VOZ PASSIVA. 123

02-05-2022 16:40

António Telmo, do inesgotável ao infinito

Risoleta C. Pinto Pedro

 

A obra de António Telmo, por conta do trabalho sistemático com a publicação da sua Obra Completa que vem sendo feito pela editora Zéfiro, com a coordenação editorial de António Carlos Carvalho, Maria Antónia Vitorino e Pedro Martins, permite o que não tem acontecido com outros autores: o estudo, a leitura e releitura, e a permanente descoberta de novos textos a partir do espólio. Este ritmo apenas foi atenuado devido à pandemia, mas logo que todas as condições estejam reunidas, sairá o tão esperado XI volume, parado desde 2020 à porta do prelo pelas circunstâncias que todos conhecemos e vivemos. E se uma obra não é inesgotável, não está posta de parte a concretização de, pelo menos, mais um volume, que será o XII. Contudo, este conceito de inesgotável, talvez não coincida com o de infinito. Li, há pouco tempo, que dois infinitos não podem existir juntos, e como não sou matemática, fiquei a matutar no assunto sem sequer tocar na fímbria da questão. Contudo, a minha experiência com os livros de António Telmo, diz-me que uma fonte aparentemente finita pode produzir um infinito, e posso afirmá-lo sem grande hesitação. A obra do nosso filósofo esteve, durante alguns anos, esgotada, mas a reedição acrescida de novos textos permite dispor de uma série de volumes a partir dos quais o estudo pode ser organizado à maneira de cada um. Assim, o meu método é ir relendo os volumes mais antigos. A experiência é a de, se não total novidade, de pelo menos um refrescamento e novas descobertas como se o texto se abrisse a infinitas leituras e releituras. Claro que tal pode suceder-nos com outros livros e autores, mas nunca o experimentei a este nível com nenhum outro.  Isto é sério, mas brincando, posso relacionar este dia 2 do aniversário do ano de 2022 com o oito, ou o mesmo infinito de que falo, e abrindo o volume que estou neste momento a reler, o IV, intitulado Filosofia e Kabbalah, procurando o ponto onde fiquei há dias, e passando para a página seguinte, leio no segundo dos trinta pontos do “Louvor da Matéria”, texto cuja leitura e meditação vivamente recomendo:

«A madeira é o que cresce indefinidamente, é o princípio da multiplicação sem divisão».
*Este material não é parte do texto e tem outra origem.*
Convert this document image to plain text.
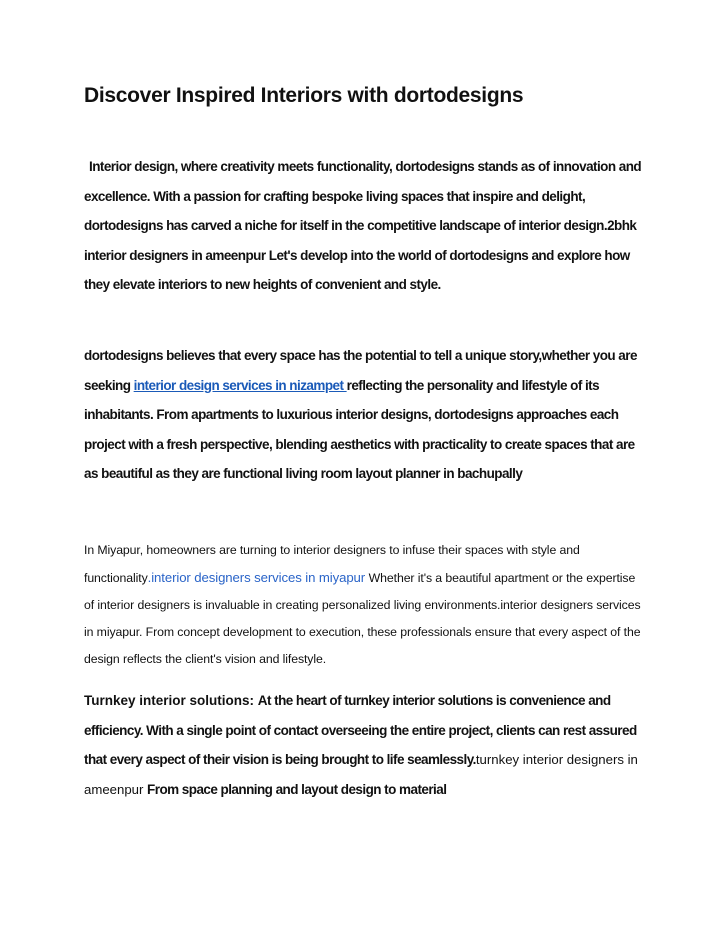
Discover Inspired Interiors with dortodesigns

Interior design, where creativity meets functionality, dortodesigns stands as of innovation and excellence. With a passion for crafting bespoke living spaces that inspire and delight, dortodesigns has carved a niche for itself in the competitive landscape of interior design.2bhk interior designers in ameenpur Let's develop into the world of dortodesigns and explore how they elevate interiors to new heights of convenient and style.

dortodesigns believes that every space has the potential to tell a unique story,whether you are seeking interior design services in nizampet reflecting the personality and lifestyle of its inhabitants. From apartments to luxurious interior designs, dortodesigns approaches each project with a fresh perspective, blending aesthetics with practicality to create spaces that are as beautiful as they are functional living room layout planner in bachupally

In Miyapur, homeowners are turning to interior designers to infuse their spaces with style and functionality.interior designers services in miyapur Whether it's a beautiful apartment or the expertise of interior designers is invaluable in creating personalized living environments.interior designers services in miyapur. From concept development to execution, these professionals ensure that every aspect of the design reflects the client's vision and lifestyle.

Turnkey interior solutions: At the heart of turnkey interior solutions is convenience and efficiency. With a single point of contact overseeing the entire project, clients can rest assured that every aspect of their vision is being brought to life seamlessly.turnkey interior designers in ameenpur From space planning and layout design to material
Assim sendo, parece-me que dois infinitos não apenas podem coexistir, como podem ser mais, muito mais do que dois. Não significa que eu consiga compreender isto, ou mesmo que seja verdade, mas o meu coração adere a esta realidade que experimenta cada vez que penetra na leitura desta obra magnífica e inesgotável, ainda que o espólio pareça desmentir o que digo.